Surface distortion and rupture permits field emission from liquid surfaces at field strengths less than those effective for equally smooth solid surfaces. An approximate mathematical theory of the rupture of a plane liquid surface in a uniform electric field has been developed. The relation between initial distortion, rupture time, and field strength has been calculated for fields large compared to that which just renders the surface unstable. This critical field is $E_m=2\mathrm{}{\pi }^{\frac{1}{2}}{\left(\rho gT\right)}^{\frac{1}{4}}=53\mathrm{}$ kv ${\mathrm{cm}}^{-1\mathrm{}}$ for mercury, where $\rho$ is density and $T$ is surface tension.

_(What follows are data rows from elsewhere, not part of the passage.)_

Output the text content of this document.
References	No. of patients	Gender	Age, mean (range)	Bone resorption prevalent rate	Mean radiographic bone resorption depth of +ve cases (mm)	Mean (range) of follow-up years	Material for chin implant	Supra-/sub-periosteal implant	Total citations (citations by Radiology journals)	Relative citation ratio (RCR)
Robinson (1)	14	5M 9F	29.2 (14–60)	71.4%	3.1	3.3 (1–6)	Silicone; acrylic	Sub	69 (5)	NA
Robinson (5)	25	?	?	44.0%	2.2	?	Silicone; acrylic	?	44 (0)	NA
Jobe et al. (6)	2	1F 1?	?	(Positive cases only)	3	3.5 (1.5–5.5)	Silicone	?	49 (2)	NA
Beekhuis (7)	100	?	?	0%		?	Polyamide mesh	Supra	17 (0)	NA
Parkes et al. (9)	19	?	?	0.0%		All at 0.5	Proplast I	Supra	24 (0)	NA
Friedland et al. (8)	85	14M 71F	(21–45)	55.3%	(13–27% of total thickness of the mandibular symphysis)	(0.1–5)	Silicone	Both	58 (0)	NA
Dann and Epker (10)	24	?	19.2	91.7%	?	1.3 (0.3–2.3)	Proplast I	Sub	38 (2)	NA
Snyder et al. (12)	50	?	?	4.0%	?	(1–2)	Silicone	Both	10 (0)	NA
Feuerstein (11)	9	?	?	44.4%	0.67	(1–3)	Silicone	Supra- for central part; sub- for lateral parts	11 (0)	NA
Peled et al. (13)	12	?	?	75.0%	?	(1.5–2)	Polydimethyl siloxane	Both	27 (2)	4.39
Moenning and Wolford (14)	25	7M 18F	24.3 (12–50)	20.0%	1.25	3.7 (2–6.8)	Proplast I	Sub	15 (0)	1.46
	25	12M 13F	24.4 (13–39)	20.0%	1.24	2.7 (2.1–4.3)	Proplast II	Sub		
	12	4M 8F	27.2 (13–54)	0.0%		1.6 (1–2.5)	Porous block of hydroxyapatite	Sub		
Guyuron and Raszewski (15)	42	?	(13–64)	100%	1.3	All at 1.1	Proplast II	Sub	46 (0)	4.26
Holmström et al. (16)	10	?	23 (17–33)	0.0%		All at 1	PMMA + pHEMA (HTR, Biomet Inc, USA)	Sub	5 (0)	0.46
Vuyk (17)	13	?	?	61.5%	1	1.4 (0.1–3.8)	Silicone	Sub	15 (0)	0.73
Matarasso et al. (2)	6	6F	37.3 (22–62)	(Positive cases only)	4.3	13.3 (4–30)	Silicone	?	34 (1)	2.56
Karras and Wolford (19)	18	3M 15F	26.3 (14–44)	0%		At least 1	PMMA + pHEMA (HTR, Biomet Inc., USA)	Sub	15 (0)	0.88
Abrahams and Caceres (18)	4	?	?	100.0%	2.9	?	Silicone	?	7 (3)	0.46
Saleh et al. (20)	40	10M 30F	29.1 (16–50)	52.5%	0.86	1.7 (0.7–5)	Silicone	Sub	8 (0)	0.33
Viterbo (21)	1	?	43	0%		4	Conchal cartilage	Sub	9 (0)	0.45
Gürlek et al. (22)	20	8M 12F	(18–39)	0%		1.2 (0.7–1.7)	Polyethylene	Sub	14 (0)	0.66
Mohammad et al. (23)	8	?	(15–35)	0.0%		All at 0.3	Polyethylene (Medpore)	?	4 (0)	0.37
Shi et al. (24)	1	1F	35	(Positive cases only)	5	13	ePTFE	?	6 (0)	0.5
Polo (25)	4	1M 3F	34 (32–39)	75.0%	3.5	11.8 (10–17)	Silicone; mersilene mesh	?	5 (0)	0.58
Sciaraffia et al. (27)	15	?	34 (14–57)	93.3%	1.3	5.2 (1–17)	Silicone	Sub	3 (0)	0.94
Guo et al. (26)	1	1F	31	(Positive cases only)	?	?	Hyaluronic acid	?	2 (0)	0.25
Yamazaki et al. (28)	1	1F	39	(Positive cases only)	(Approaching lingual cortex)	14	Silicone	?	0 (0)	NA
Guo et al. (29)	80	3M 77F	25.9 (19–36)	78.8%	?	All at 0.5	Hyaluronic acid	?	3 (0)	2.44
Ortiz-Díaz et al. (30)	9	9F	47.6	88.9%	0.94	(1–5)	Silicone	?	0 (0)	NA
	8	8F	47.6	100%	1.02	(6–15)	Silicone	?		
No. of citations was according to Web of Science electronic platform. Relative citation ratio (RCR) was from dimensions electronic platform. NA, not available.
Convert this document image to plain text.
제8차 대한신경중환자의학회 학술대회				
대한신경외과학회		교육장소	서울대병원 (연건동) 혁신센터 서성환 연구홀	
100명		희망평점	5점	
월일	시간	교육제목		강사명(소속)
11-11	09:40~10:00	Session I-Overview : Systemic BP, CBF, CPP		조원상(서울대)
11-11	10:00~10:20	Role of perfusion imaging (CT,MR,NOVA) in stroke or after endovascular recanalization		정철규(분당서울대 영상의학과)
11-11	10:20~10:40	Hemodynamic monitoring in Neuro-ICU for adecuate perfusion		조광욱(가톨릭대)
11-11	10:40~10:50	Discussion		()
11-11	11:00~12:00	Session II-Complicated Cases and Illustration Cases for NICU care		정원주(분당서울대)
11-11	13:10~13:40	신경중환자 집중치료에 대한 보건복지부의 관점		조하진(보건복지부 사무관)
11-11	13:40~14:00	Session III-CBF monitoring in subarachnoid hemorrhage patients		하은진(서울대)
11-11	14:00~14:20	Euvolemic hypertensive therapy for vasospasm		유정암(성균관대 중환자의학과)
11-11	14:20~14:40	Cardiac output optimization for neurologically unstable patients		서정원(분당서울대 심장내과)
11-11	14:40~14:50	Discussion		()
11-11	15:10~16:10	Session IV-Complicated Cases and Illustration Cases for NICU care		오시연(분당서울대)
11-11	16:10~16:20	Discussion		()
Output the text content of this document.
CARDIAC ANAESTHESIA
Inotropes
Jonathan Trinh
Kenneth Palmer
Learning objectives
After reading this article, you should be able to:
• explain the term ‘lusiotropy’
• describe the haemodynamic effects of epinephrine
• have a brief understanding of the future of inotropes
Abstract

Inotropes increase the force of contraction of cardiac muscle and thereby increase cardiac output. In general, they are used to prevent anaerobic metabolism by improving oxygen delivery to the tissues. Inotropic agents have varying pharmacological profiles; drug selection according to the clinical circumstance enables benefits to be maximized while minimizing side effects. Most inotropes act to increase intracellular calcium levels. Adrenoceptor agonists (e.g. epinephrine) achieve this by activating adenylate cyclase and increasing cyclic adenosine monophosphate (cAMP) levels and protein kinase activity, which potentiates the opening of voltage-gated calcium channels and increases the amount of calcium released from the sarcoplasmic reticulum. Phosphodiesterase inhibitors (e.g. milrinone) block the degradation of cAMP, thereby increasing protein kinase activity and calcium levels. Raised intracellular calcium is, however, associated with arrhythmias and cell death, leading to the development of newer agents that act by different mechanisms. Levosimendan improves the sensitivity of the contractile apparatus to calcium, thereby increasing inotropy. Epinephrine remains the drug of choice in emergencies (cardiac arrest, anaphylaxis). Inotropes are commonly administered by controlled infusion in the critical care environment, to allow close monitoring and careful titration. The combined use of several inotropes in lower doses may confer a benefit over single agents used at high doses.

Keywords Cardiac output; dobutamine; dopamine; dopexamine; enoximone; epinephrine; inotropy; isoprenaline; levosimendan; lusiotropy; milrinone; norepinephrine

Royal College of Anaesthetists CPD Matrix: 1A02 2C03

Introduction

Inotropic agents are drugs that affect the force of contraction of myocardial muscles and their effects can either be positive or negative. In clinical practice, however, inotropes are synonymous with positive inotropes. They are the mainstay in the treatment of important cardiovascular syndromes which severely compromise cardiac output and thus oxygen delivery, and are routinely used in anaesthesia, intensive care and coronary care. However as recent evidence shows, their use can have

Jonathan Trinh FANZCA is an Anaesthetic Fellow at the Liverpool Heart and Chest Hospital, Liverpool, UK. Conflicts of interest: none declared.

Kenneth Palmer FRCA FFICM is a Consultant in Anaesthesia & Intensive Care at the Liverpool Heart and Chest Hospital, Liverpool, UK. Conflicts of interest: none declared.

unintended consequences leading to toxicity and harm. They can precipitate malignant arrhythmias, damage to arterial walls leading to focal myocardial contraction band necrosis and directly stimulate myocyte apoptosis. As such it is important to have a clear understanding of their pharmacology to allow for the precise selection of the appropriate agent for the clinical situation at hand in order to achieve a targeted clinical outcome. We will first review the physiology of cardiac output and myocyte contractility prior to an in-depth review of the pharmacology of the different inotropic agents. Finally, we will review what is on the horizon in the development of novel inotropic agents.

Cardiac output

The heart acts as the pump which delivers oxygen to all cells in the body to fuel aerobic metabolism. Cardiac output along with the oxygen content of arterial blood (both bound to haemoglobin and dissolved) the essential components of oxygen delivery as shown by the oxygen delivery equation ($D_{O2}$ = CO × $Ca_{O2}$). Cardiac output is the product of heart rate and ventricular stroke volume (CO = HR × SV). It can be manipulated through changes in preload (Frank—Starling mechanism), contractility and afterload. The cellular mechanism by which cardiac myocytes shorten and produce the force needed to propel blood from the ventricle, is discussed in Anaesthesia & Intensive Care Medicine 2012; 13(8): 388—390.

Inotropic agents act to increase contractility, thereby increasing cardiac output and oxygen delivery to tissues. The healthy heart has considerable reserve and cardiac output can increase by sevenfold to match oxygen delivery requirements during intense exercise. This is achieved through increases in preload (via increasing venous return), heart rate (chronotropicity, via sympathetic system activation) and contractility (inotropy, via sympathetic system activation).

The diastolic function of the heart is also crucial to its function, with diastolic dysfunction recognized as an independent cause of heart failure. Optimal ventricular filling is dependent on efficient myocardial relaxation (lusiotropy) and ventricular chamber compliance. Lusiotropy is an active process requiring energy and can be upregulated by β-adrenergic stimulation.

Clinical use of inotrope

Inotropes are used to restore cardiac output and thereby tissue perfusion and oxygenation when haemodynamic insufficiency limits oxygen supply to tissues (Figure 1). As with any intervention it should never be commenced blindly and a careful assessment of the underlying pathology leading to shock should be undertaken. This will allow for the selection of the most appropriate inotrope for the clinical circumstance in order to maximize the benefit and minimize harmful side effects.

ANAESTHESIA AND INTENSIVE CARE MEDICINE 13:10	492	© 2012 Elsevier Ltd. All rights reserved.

Typically, the theory shows that a hump initially 4×${10}^{-5\mathrm{}}$ cm high and of diameter 9×${10}^{-4\mathrm{}}$ cm will lead to rupture in 5×${10}^{-6\mathrm{}}$ sec. in a field of ${10}^6$ v ${\mathrm{cm}}^{-1\mathrm{}}$. Relative to initial humps in the surface whose linear dimensions vary inversely as the square of the field, the time to rupture varies inversely as the cube of the field strength. This calculation shows that a lowered sparking potential to liquid mercury can be ascribed to surface rupture and shows that it is possible that surface rupture plays a part in Beams' low field emission from liquid mercury. Possible application of the theory to the high field condition at the cathode spot of the Hg arc is not clear.